Diallyl disulfide inhibits growth and metastatic potential of human triple-negative breast cancer cells through inactivation of the β-catenin signaling pathway

Abstract

Scope: Although diallyl disulfide (DADS), an important garlic (Allium sativum) derivative, has exhibited potential anticancer activity, the molecular mechanism of this activity remains unknown. In this study, we evaluated the antitumor activity of DADS in triple-negative breast cancer (TNBC) cell lines based in vitro and in vivo models.

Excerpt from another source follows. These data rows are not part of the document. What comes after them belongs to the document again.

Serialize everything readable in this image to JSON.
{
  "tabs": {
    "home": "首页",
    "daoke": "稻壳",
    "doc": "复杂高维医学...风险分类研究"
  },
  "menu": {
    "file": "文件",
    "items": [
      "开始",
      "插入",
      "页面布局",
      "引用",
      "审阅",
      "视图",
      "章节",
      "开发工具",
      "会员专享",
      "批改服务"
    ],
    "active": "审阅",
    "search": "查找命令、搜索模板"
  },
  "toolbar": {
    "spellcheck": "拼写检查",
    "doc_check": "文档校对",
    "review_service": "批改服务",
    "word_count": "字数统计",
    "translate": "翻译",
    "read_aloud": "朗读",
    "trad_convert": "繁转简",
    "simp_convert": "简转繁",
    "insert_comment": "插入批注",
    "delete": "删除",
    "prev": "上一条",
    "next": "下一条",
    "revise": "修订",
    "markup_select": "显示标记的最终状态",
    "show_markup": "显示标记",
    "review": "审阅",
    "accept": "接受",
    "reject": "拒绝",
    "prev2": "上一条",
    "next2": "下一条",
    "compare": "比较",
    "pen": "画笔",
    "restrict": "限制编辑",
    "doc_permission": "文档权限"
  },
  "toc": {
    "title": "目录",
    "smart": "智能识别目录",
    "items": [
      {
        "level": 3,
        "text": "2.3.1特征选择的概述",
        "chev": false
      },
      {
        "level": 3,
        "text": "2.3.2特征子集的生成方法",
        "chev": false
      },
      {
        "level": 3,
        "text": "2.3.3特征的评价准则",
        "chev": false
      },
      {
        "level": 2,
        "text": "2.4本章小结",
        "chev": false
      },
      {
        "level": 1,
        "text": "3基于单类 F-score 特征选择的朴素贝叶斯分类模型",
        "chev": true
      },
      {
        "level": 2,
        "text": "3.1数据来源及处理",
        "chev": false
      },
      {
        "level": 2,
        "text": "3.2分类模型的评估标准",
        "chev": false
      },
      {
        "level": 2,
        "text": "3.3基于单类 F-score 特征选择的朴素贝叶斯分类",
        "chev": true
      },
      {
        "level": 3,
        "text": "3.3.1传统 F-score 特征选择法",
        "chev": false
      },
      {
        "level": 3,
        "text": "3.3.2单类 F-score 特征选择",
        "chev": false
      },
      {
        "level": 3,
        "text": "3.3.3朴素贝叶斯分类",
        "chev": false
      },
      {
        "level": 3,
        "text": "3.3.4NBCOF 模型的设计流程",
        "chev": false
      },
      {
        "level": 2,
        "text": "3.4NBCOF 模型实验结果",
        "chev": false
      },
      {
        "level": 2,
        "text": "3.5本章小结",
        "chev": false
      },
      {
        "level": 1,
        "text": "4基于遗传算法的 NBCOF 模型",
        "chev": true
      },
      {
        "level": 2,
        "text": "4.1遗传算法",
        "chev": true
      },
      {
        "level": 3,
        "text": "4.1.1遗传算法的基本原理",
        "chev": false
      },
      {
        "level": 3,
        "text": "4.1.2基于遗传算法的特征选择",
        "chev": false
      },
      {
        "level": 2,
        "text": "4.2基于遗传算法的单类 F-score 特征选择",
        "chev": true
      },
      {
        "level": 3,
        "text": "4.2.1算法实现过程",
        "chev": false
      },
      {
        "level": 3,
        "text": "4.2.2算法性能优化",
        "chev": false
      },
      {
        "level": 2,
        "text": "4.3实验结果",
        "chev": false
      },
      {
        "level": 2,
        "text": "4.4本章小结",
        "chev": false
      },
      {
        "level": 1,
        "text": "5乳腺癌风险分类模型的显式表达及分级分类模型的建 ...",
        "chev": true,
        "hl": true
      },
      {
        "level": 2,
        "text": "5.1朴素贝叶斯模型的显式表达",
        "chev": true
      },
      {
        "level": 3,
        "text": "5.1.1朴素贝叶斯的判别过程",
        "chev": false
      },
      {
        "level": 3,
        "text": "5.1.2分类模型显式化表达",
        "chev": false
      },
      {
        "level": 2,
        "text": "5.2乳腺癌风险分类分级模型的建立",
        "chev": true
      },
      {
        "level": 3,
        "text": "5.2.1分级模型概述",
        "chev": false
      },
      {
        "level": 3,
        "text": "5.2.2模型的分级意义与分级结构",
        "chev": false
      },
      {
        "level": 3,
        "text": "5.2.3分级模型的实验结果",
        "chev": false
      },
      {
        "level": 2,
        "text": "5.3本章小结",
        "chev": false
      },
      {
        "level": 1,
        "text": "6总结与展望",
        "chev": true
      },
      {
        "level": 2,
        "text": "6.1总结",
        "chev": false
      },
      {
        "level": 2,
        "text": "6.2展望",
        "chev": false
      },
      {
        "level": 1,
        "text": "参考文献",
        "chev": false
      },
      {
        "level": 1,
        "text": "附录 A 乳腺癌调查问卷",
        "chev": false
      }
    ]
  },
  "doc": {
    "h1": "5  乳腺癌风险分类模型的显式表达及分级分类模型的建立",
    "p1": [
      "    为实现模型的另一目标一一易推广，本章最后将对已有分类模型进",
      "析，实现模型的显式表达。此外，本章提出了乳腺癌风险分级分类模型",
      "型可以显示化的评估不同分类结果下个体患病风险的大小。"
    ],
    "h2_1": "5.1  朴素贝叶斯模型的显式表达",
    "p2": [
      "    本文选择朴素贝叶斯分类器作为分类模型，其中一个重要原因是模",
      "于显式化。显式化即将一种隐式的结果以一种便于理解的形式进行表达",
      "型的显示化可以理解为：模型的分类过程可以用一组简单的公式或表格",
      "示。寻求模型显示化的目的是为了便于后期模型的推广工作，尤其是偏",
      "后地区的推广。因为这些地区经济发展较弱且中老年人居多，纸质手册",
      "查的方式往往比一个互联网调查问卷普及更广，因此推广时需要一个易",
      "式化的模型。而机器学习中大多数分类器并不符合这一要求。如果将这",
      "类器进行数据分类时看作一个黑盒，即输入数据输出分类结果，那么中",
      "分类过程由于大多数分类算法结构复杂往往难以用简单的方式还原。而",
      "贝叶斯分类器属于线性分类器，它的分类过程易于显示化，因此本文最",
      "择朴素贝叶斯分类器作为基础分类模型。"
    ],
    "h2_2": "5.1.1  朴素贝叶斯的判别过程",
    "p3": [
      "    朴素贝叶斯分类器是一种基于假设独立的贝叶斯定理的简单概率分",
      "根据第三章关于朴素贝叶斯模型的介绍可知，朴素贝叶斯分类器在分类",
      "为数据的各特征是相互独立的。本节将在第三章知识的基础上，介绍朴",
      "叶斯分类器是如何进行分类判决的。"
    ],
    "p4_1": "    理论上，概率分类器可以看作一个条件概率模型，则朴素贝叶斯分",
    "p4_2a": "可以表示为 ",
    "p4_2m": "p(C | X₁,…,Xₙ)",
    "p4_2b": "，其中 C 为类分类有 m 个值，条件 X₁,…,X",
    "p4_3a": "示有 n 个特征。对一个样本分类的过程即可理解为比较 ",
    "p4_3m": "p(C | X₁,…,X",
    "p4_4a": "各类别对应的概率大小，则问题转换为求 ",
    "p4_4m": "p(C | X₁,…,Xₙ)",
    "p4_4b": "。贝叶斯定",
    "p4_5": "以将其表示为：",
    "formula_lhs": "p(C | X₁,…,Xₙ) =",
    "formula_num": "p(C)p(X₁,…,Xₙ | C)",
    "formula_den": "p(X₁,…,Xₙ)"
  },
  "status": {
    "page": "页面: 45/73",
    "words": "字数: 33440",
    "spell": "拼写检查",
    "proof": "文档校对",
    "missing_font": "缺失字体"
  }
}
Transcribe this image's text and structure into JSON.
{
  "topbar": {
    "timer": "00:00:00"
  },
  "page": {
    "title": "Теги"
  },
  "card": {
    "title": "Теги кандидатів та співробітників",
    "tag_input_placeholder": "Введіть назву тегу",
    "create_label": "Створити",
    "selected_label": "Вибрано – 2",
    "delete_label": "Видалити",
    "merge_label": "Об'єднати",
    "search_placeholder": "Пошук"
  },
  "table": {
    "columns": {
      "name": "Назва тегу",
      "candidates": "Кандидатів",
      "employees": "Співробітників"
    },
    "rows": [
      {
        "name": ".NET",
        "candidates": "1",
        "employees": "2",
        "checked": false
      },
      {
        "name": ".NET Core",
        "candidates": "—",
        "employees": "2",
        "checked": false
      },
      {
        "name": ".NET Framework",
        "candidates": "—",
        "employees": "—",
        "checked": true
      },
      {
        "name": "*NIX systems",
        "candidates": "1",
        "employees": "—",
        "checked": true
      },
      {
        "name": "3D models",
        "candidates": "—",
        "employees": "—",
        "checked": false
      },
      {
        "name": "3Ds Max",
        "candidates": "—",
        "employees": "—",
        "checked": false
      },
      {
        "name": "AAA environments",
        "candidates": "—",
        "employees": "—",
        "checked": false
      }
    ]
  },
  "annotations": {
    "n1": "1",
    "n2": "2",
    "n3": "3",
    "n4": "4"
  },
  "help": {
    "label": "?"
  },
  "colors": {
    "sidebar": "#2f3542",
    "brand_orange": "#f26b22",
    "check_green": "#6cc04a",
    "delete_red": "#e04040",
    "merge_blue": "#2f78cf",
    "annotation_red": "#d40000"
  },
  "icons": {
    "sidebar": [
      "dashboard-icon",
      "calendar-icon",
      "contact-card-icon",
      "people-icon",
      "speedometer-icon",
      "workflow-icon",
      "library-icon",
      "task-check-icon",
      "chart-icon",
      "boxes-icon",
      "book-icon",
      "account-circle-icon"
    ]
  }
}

Methods and results: We found that treatment with DADS resulted in decreased viability, increased apoptosis, and suppression of metastatic potential in TNBC cells. Furthermore, DADS induced dysregulation of B-cell lymphoma (Bcl)-2 family members, downregulation of matrix metalloproteinase (MMP)-9 and reversal of the epithelial-mesenchymal transition (EMT). Interestingly, DADS significantly inhibited activation of the β-catenin signaling pathway, which regulated Bcl-2 family members, MMP-9 and EMT in TNBC cells. Consistent with these in vitro findings, we also verified the anticancer potential of DADS in MDA-MB-231 xenograft mice. Treatment with DADS significantly reduced tumor volume and weight and increased apoptosis in these mice, while the expression of active β-catenin was decreased, and the downstream molecules were dysregulated.

Conclusion: Our results show that the antitumor effect of DADS on TNBC cells is mediated by the β-catenin pathway, suggesting that DADS could be used as a potential therapeutic agent for treating or preventing breast cancer.

Keywords: Diallyl disulfide; Epithelial-mesenchymal transition; Matrix metalloproteinase; Triple-negative breast cancer; β-catenin.